Paul Goble
Staunton, July 22 – Russian foreign ministry spokesperson Mariya Zakharova has expressed Moscow’s displeasure that Yerevan, having agreed in November 2022 to the opening of a Russian consulate in Kapan, the capital of Armenia’s Syunik Oblast and allowed an advance party to begin work in September 2023 is dragging its feet about the opening of the consulate.
The issue is especially sensitive because Kapan is located at the eastern end of what Azerbaijanis refer to as the Zengezur corridor, which was supposed to be reopened to traffic, and because Iran already has a consulate there and Turkey is talking about opening one (svpressa.ru/politic/article/423442/).
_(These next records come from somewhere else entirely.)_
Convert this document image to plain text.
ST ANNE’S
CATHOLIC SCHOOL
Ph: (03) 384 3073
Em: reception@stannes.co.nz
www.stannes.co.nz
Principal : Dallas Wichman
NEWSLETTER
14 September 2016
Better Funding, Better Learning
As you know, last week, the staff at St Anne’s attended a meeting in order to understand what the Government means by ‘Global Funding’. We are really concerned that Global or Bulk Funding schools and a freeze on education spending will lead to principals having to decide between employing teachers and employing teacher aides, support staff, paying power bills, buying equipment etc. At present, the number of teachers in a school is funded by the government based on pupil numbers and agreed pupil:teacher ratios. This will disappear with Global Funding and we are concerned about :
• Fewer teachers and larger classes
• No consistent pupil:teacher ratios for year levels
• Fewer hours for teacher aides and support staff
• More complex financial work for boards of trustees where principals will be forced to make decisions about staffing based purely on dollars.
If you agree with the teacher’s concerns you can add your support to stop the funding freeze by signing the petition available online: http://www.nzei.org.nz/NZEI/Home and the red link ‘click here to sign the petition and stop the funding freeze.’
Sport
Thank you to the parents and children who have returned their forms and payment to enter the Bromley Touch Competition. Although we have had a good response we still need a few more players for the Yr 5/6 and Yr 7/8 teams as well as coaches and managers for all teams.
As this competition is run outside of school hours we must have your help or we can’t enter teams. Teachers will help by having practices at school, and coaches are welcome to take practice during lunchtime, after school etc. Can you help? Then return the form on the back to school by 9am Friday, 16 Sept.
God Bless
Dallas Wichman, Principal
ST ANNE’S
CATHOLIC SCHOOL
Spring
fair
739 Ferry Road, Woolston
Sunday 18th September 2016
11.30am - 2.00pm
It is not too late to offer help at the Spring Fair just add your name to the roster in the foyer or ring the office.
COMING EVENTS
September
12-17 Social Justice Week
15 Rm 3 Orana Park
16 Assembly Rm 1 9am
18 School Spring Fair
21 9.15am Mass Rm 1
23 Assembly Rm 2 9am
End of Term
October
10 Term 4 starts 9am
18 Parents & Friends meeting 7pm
Russia has a consulate general in Gyumri, next to its military base; but Armenia has a far larger diplomatic presence in the Russian Federation: consulates in St. Petersburg and Rostov, diplomatic offices in Novosibirsk and Vladikavkaz and six honorary consuls as well. Consequently, Moscow feels well within its rights to press its case on Kapkan.
But because Yerevan has been distancing itself from Russia, the Armenian authorities have apparently decided not to open a Russian consulate in Kapkan in the near future; and their decision, has made this issue of a consulate whose presence affects not only Armenia but Iran and Azerbaijan an extremely sensitive geopolitical one.
Moscow is thus trying to force the issue, the Svobodnaya Presssa commentary says, confident that it will eventually get its way especially given that the West very much wants the Syunik/Zengezur corridor to open and might even see a Russian presence as making that more likely and a useful balance to the spread of Iranian influence.